One reads in the Italian press that the Florentine indignados who are based at the EUI call themselves collettivo prezzemolo , roughly "parsley movement", to emphasise their capacity to spread out, information I guess (the reason for using the word parsley is perhaps due to an Italian idiomatic expression that associates one's skill to establish several connections with the wide use of parsley in food recipes). Would these guys not be better off by instead sharpening their:
- arguments, thus avoiding to mix up democracy with the set of unpopular policies to face a financial crisis and little competent national governments in a number of EU countries, that may lead to a currency crisis and to the end of the Euro and of the EU?
- target, as the head of the European Council is hard to picture as the representative of an envil lobby?

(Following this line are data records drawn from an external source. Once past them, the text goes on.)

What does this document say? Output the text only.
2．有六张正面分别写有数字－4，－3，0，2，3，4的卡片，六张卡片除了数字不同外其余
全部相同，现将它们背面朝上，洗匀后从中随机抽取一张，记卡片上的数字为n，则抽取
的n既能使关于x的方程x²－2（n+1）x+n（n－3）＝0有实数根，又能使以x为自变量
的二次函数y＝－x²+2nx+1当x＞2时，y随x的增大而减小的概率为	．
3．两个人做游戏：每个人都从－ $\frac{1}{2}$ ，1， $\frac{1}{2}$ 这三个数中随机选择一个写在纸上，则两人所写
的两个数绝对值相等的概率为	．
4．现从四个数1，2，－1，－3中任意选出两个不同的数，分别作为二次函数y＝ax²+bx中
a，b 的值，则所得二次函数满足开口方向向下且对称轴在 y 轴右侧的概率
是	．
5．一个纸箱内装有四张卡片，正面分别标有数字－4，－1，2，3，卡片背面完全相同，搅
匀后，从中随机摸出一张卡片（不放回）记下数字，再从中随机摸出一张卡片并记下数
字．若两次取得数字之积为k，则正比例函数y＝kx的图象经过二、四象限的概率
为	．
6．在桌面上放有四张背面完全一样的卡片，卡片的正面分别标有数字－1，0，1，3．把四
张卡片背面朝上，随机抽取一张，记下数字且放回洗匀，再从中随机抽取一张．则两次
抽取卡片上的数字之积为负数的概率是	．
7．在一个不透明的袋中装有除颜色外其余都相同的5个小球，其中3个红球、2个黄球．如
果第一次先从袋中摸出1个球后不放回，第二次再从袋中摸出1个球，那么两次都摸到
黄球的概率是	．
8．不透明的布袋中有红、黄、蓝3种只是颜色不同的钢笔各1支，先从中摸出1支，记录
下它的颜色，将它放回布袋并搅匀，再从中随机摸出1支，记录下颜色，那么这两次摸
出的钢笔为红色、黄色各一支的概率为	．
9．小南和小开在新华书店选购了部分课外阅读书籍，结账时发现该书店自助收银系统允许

Additional examples of the need for more clarity of thinking by the Florentine indignados are in a long long list of the ills of Europe in their blog, e.g. "Forgive the debt!", "This is not a clash of generations – defend pension rights!" or "The revolution will not be privatized!". Are these causes, consequences or something else? However, this is little surprising as elected politicians both right and left of centre in several EU countries genrally tend not to offer examples of clear-cut thinking, e.g. in the fight vs liberal evil in Italian left of centre parties and in the uneventful pre-election debate in Spain.

If parsley it is, let it season solid policy-relevant arguments, rather than ideologies that are hard to defend with logic and empirical evidence. Another way to put this: is Quijote facing monsters or windmills?